As Giacalone said, such theories flourish when concrete evidence is lacking.
solving the coldest cases
The former cold case investigator says the case can still be solved with modern forensic tools, but only if the evidence is present.
“We don’t know whether that’s really the case or not dna He was found,” Giacalone said. “You don’t take anything for granted – even if they said they found hair follicles or fingerprints and they said they submitted them, you resubmit everything.”
He told how his cold case team conducted such investigations.
“We will conduct a thorough review of the case file, including all photographs of the crime scene,” he said. “Sometimes the clue was somewhere inside the file – a little piece of paper, what we called pocket trash. Sometimes what ended up on the cutting room floor was really important.”
In other words: The answer may already be hidden in the paperwork. But the retired sergeant also noted the difficulties.
“At this point, unless a person, you know, makes a deathbed confession, it’s a long shot,” Giacalone said. “Or if someone is in jail for something else and they realize, hey, this case was never solved — maybe they can use that as a get out of jail card. That’s still possible.”

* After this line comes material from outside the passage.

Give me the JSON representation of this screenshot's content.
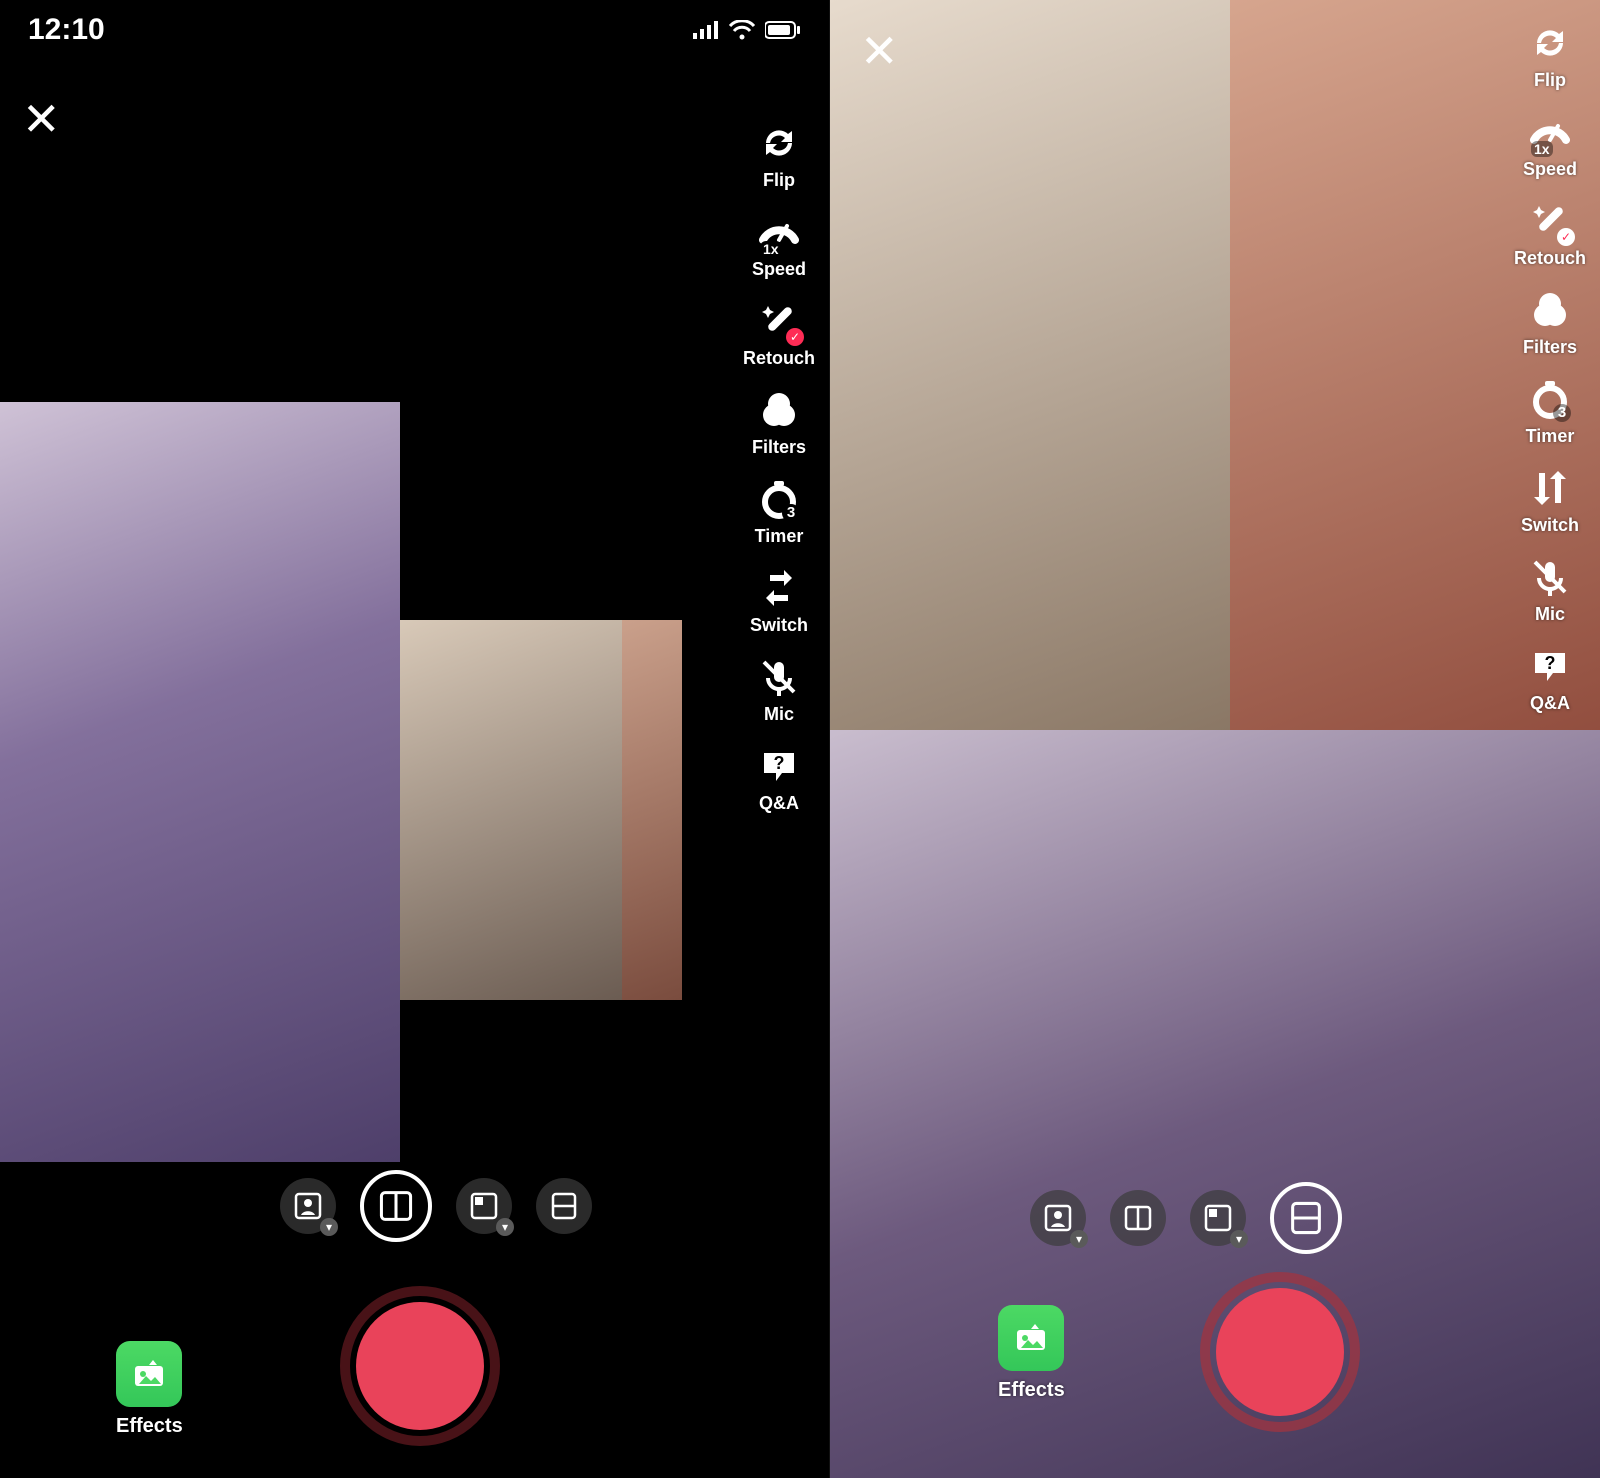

Independent has contacted the NYPD’s Cold Case Squad in Manhattan, which is handling the case, to ask whether evidence still exists, and whether there have been any new leads in the case over the past 44 years.
a terrible legacy
Nearly half a century later, the murders of Sisman and Platzman remain one of New York’s most horrific unsolved crimes.
But you’ll find no mention of this dark history in the description of the third-floor apartment, which was listed for sale in August 2025 with a $6.5 million price tag.
The duplex, which has 12 bedrooms, six bathrooms and two half-bathrooms, hit the market “for the first time in generations.” As per the listing, Joe describes a home that “truly embodies the essence of ‘love where you live’.”
But for Giacalone, a double murder is the kind of unsolved crime that lives on long after it hits the headlines — and which NYPD officers and longtime New Yorkers never fully forget.
“When there’s a murder in Manhattan, I mean, these kinds of stories keep going on,” he said.
As years go by without a solution, he says the public can play an important role.
“In a case like this, if there are no fingerprints, no dnaOr anything at the crime scene that can be re-examined, the only thing that can be used to solve this case is a confession — and at that point, I think you’re talking like a very partial chance of solving it,” he said.
If anyone has any information about the case, even if it seems insignificant, it may provide a missing piece of the puzzle.
“You’re expecting someone who was afraid to come forward with information, now almost 40 years later, they’re not so afraid anymore,” he explained. “This may provide the answer we were looking for.”
Anyone with information about the crime is encouraged to call Crime Stoppers at 1-800-577-TIPS.